NU alum and former HUD Secretary to lead nonprofit providing services to job seekers


(Source: Steve Preston)

Steve Preston (Weinberg ’82) was named as Goodwill International Industries, Inc.’s next president and CEO last week. Preston comes off a long and winding career as head of the Small Business Administration and Secretary of Housing and Urban Development.

Avi Varghese, Reporter

Steve Preston has had a long and winding career. After eight years at Lehman Brothers, three at First Data Corporation and a nearly decade-long tenure at ServiceMaster, Preston was nominated by President George W. Bush as head of the Small Business Administration to clean up after its much-criticized initial response to Hurricane Katrina.

His main advice to Northwestern students: focus on developing new skills during college, and maintain that focus throughout their careers.

“I would have never known that I was going to start as a banker, go on to be a CFO, run government agencies, run companies and now lead one of the largest not-for-profit organizations in the country,” Preston said. “That’s a path I would have never known I was going to have, but each step that way, I was able to benefit from things that I had learned throughout my prior life.”

Preston (Weinberg ’82) was named as Goodwill International Industries’ next president and CEO last week. He will take over at the nonprofit — which uses revenues from more than 3,300 thrift stores to provide skill development, financial coaching and a variety of other services to job seekers — next January.

The 58-year-old spoke with The Daily from Puerto Rico, where he’s been working for Liberty Advisor Group as a consultant to an unnamed “large foundation” that aims to assist in redevelopment efforts after Hurricane Maria struck in 2017.

Preston was unanimously voted in as Small Business Administration administrator and headed the agency until 2008, when he was tapped to become Secretary of Housing and Urban Development after Secretary Alphonso Jackson resigned. He left the government sector with the arrival of the Obama administration, returning to corporate life for the next decade.

With his experience from the post-Katrina recovery at the Small Business Administration and his oversight during hurricanes Gustav and Ike, as well as continued post-Katrina efforts to rebuild public housing at HUD, Preston is uniquely positioned to understand the role of both business and government, in what he described as a complex situation with a number of funding sources and pathways. He’s meeting with government officials from Washington, D.C. and Puerto Rico as well as other philanthropic organizations and NGOs on the ground to see how the foundation can best assist with the island’s recovery, from housing to power.

“The opportunities are massive and multifaceted, so part of this is figuring out where there’s an opportunity to be most effective in driving change for the people of Puerto Rico,” Preston said.

At Goodwill, Preston will preside over the company’s corporate component, which oversees 161 localized organizations.
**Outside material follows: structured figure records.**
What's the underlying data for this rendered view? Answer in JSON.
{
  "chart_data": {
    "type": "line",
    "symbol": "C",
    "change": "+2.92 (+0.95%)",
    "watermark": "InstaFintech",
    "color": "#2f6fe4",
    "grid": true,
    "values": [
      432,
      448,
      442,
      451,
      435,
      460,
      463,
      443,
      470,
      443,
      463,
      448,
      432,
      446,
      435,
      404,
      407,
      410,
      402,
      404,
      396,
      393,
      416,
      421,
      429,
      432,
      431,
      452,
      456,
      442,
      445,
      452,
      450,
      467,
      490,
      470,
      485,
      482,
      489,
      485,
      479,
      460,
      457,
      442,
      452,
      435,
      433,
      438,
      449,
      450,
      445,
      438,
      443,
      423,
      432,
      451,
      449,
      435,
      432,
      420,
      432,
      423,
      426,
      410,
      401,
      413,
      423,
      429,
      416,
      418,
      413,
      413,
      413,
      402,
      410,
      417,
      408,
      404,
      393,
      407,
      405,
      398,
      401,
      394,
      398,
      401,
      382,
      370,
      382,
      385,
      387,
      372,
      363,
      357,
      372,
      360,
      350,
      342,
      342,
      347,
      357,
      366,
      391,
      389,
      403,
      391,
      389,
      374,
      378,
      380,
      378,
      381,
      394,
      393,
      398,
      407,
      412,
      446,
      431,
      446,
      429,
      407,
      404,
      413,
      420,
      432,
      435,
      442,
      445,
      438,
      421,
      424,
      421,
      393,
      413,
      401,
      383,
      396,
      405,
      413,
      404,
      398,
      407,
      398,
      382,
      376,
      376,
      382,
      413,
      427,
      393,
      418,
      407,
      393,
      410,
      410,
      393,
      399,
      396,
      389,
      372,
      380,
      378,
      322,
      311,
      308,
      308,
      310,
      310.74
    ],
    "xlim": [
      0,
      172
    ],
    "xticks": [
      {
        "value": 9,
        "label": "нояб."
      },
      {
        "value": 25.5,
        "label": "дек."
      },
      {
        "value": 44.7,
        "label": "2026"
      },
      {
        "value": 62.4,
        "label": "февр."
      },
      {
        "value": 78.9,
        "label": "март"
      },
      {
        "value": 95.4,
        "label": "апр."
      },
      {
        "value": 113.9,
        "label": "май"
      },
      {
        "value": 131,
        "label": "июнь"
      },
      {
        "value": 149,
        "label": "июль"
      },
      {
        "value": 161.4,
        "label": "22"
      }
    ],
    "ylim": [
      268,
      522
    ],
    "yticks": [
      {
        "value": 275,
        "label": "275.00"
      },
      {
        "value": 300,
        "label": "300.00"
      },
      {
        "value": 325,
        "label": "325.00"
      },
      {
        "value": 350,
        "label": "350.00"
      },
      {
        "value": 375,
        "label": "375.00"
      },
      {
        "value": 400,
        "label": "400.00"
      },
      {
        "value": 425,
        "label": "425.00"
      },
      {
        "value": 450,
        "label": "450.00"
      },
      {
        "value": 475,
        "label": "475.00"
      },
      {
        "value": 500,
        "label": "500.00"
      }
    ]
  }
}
He said the structure of the company would provide a new challenge, but his experiences overseeing the launch of the Small Business Administration’s e200 Emerging Leaders initiative — which provides free entrepreneurship services and training to cohorts of companies in underserved cities — made him enthusiastic about the possibilities.

“(Overseeing Goodwill) is more akin to being a franchisor, where you’ve got the individual organizations that actually run themselves but you’re providing all kinds of support… that they may not be able to do as a local organization,” Preston said. ”You’ll be able to see people doing really innovative, inventive things on the ground that we can then leverage and show other people.”